The Minoans, the builders of Europe’s first advanced civilization, really were European, new research suggests.
The conclusion, published today (May 14) in the journal Nature Communications, was drawn by comparing DNA from 4,000-year-old Minoan skeletons with genetic material from people living throughout Europe and Africa in the past and today.
“We now know that the founders of the first advanced European civilization were European,” said study co-author George Stamatoyannopoulos, a human geneticist at the University of Washington. “They were very similar to Neolithic Europeans and very similar to present day-Cretans,” residents of the Mediterranean island of Crete.

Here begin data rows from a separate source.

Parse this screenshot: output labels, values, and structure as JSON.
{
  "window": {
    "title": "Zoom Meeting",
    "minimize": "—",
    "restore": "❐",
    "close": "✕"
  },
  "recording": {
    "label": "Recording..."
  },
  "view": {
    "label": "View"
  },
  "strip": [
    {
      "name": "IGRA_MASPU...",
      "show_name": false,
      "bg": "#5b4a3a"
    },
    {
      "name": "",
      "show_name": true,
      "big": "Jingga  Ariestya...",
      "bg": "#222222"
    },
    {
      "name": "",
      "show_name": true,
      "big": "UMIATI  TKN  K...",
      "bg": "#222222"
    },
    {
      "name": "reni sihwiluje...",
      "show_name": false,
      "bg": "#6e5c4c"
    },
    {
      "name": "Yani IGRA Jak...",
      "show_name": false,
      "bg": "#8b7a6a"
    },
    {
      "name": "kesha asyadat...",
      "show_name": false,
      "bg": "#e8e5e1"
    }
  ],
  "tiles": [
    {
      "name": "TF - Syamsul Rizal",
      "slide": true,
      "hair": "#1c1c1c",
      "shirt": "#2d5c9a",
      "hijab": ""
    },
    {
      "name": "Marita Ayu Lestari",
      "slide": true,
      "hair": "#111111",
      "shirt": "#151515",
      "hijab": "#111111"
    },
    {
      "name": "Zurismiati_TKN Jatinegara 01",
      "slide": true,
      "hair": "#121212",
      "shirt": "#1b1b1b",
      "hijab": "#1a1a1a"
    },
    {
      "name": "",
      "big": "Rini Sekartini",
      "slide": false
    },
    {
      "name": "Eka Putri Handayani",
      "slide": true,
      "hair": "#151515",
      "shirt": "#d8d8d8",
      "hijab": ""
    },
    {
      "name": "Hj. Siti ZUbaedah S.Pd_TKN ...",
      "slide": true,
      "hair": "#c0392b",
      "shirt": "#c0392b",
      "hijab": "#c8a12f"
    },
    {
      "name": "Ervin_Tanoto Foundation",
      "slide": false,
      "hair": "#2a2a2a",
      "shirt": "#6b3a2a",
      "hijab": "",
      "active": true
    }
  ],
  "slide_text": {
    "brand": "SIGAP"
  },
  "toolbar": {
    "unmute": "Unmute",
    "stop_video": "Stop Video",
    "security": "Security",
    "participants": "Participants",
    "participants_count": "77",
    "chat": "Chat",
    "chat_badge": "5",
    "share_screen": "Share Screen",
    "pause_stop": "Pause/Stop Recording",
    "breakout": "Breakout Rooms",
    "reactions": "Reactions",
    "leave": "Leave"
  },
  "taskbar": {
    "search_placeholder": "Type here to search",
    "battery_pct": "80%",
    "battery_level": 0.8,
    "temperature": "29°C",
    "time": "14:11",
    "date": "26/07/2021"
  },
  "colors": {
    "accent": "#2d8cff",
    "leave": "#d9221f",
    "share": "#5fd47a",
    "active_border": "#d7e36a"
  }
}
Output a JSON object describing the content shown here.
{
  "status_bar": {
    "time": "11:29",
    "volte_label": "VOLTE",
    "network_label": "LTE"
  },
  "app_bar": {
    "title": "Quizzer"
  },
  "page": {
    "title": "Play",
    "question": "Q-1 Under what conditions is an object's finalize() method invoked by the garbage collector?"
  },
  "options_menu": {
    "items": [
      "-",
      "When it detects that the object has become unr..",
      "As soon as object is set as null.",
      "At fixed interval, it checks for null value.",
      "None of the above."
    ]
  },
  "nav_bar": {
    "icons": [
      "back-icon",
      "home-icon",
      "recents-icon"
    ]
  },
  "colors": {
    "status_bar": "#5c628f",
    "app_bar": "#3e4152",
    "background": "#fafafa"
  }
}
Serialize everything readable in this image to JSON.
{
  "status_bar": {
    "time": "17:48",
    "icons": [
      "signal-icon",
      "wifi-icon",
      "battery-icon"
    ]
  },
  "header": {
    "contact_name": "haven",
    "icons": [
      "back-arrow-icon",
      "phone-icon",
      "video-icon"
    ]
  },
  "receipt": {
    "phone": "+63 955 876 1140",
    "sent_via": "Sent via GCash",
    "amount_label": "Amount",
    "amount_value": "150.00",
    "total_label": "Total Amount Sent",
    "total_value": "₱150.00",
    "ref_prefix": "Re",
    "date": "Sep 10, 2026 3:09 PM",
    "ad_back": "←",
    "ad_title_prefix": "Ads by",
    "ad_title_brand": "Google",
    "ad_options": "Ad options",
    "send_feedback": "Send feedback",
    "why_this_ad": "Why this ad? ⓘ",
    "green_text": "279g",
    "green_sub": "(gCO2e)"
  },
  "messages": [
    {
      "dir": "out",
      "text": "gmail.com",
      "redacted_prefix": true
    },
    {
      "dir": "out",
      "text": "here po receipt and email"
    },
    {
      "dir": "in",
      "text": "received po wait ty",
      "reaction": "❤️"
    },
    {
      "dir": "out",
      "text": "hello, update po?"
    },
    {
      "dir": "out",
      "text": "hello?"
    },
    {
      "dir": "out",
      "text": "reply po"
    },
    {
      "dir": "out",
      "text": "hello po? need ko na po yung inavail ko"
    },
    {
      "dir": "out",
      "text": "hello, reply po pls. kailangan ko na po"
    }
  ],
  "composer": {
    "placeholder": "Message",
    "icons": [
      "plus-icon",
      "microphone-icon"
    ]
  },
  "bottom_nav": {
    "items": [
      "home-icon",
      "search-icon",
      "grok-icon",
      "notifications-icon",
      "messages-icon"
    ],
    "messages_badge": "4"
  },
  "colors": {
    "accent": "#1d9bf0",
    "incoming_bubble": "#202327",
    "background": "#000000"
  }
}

While that may sound intuitive, the findings challenge a long-held theory that the ancient Minoans came from Egypt.
The Minoan culture emerged on Crete, which is now part of Greece, and flourished from about 2,700 B.C. to 1,420 B.C. Some believe that a massive eruption from the Volcano Thera on the island of Santorini doomed the Bronze Age civilization, while others argue that invading Mycenaeans toppled the once-great power.
Nowadays, the Minoans may be most famous for the myth of the minotaur, a half-man, half-bull that was fabled to lived within a labyrinth in Crete.
The findings suggest that the ancient Minoans were likely descended from a branch of agriculturalists in Anatolia (what is now modern-day Turkey and Iraq) that fanned out into Europe about 9,000 years ago. If so, the Minoans may have spoken a proto-Indo-European language derived from the one possibly spoken by those Anatolian farmers, the researchers speculate.
Knowing that the Minoan language has Indo-European roots could help archaeologists decipher a mysterious Minoan writing system, known as Linear A, Stamatoyannopoulos said.